I got the same result by the explicit calculation, sorry about my previous unthoughtful post, although still not convinced by OP's reasoning :)

 

[tom.stoer]

@Dickfore & kof9595995:

I still do not see what your (1,0,0) vector is.

But what I see is that your negative result aplies directly to my construction. If I chose my vector to be

$$(\xi_{-1}, \xi_0, \xi_{+1}) = (\xi_{-1}, \xi_0, 0)$$ this cannot be solved. By setting $$\xi_{+1} = 0$$ it follows that $$\sin\beta = 0$$ which immediately results in $$\xi_{-1} = 0$$, too.

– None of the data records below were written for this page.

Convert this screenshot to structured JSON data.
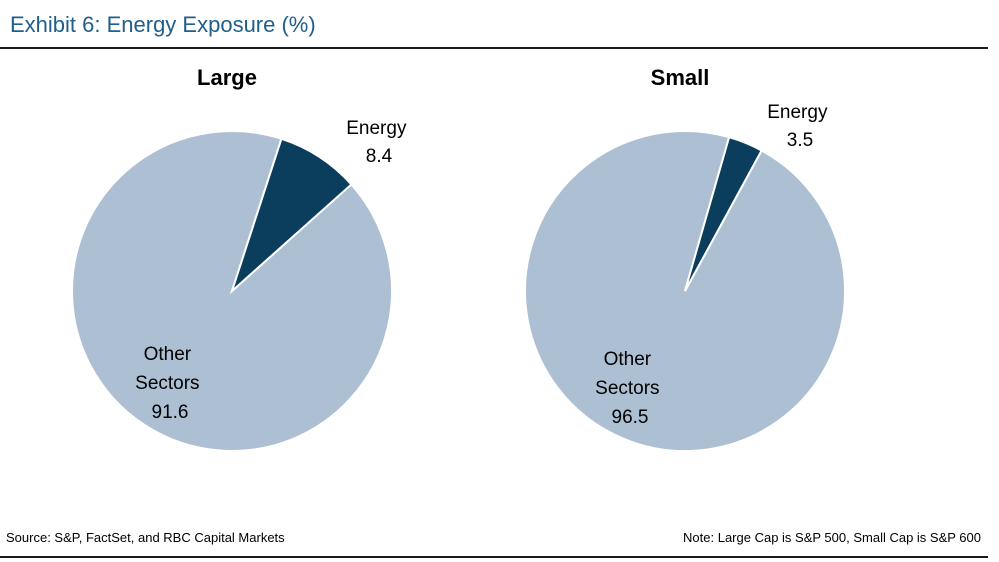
{
  "title": "Exhibit 6: Energy Exposure (%)",
  "source": "Source: S&P, FactSet, and RBC Capital Markets",
  "note": "Note: Large Cap is S&P 500, Small Cap is S&P 600",
  "colors": {
    "energy": "#0b3d5c",
    "other": "#adbfd3",
    "title": "#1f5f8b"
  },
  "chart_data": [
    {
      "type": "pie",
      "title": "Large",
      "slices": [
        {
          "label": "Energy",
          "value": 8.4
        },
        {
          "label": "Other Sectors",
          "value": 91.6
        }
      ]
    },
    {
      "type": "pie",
      "title": "Small",
      "slices": [
        {
          "label": "Energy",
          "value": 3.5
        },
        {
          "label": "Other Sectors",
          "value": 96.5
        }
      ]
    }
  ]
}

Therefore even with my relaxed construction introducting a free phase the mapping is not possible. That means that all vectors in R³ can be rotated into each other using rotation matrices with appropriate Euler angles, but that this does not carry over to spin in general.

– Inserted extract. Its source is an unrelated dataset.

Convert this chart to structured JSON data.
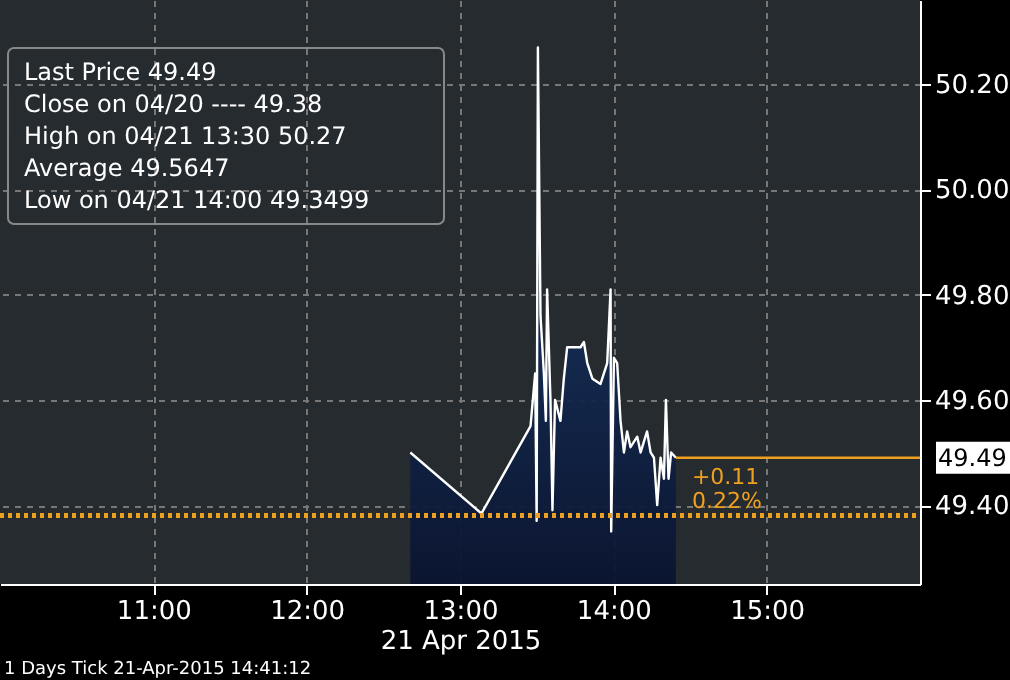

That comes as a surprise as it means that there exists properties of vectors in R³ which do not carry over to the j=1 vector representation of SO(3). How can it be that this representation is faithful on the level of R => D[R] but not on the level of the vector space the group acts on?

 

[kof9595995]

$$\[\left[ \begin{array}{l} 1 \\ 0 \\ 0 \\ \end{array} \right]\]$$ is just the m=1 state, and $$\[\left[ \begin{array}{l} 0 \\ 1 \\ 0 \\ \end{array} \right]\]$$is the m=0 state. And I'm also quite surprised after the calculation :)

 

[kof9595995]

I find there's an intuition here, if you draw the vetors S and Sz by "line and arrow" on the paper, for |j,m>=|1,1> you get a cone, while for |j,m>=|1,0> you get a flat disc, and we know a rotation can never change the shape of a figure, so |1,1> can not be rotated to |1,0>. If this intuition holds for j=2, I suppose |2,2> cannot be rotated to |2,1> or |2,0> either.

 

[tom.stoer]

I agree ...

.. but my intuition told me that "faithful" means "faithful including aspects regarding the underlying vector spaces". And this intuition is not bad either ...

 

[DrDu]

I also don't see how to rotate z into x+iy.

 

[DrDu]

The mathematical term for the behaviour you we are discussing is probably that the rotation group does not act transitively on the complex vector space spanned by the |j,m> with fixed j.

 

[tom.stoer]

So that means that there are "equivalence classes" in the 2j+1 dim. Hilbert space which are defined by equivalence regarding D-rotation.

The next questions are: how many equivalence classes are there? And do they have a mathematical or physical meaning?

 

[DrDu]

These equivalence classes are called orbits, I think.